Once One HEART’s work was terminated there was nothing I could document other than the frantic two weeks Arlene Samen (Executive Director of One HEART) spent trying to get permission for her organization to continue its work. After the decision to stop One HEART’s work in Tibet had been made, Arlene left for Nepal. She is hoping to begin another maternal health program based in Kathmandu. Her Tibetan staff’s reaction to the bad news was interesting. I didn’t see them express any anger or utter one complaint. While they sat around in stunned disbelief the most reactive words I heard from them were ‘This is difficult’ and ‘This is sad’.
Today I learned that Arlene has decided to donate all of the One HEART assets in Tibet to the Tibetan Staff in hopes that they will be able to continue their work. They are currently looking for foundational support out of Hong Kong. It’s great to see that they are not giving up! I just hope they make it.
After Arlene left I decided to stay and document some of the drokpa families (nomadic families) in the areas where One HEART was about to expand its work. Since I couldn’t document One HEART’s work I decided to document the typical families they were working with. I hired a guide and three yaks and took off on a five day trek into the beautiful high mountain valleys north of Lhasa.
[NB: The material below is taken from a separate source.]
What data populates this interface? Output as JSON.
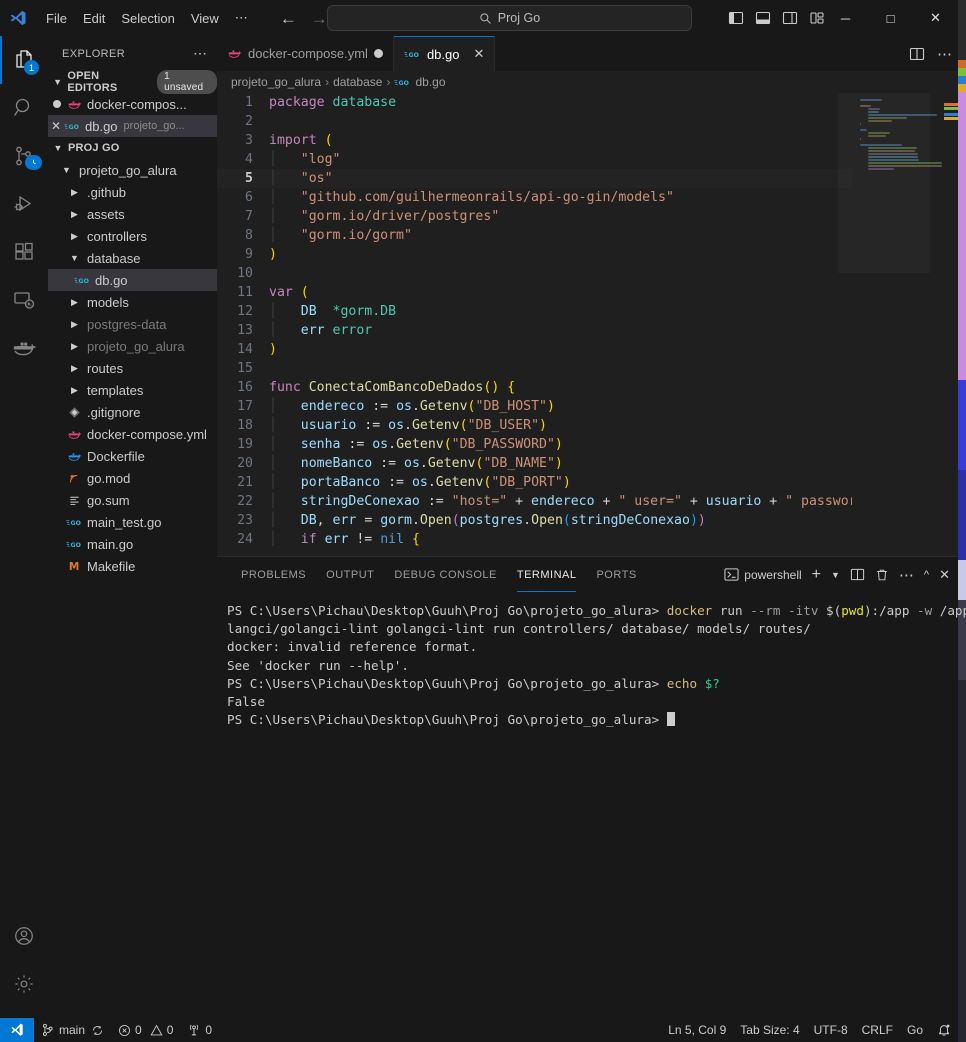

Yaks have three times more red blood cells than the average cow. With its long hair and ability to survive in oxygen depleted air the yak thrives in the high altitudes where cows would perish. Just as the buffalo was central to the life of Native Americans the yak is critical to the survival of the Tibetan nomads. The milk is made into cheese, yogurt and butter which is used in butter lamps and the omnipresent butter tea. The yak hair is woven into tents, blankets, bags and rope.
Yaks are great pack animals but are almost impossible to herd when they are alone. So anytime you need to hire a yak for a trek you need at least two. The typical price is about $6 per day per yak—the yak herder is free!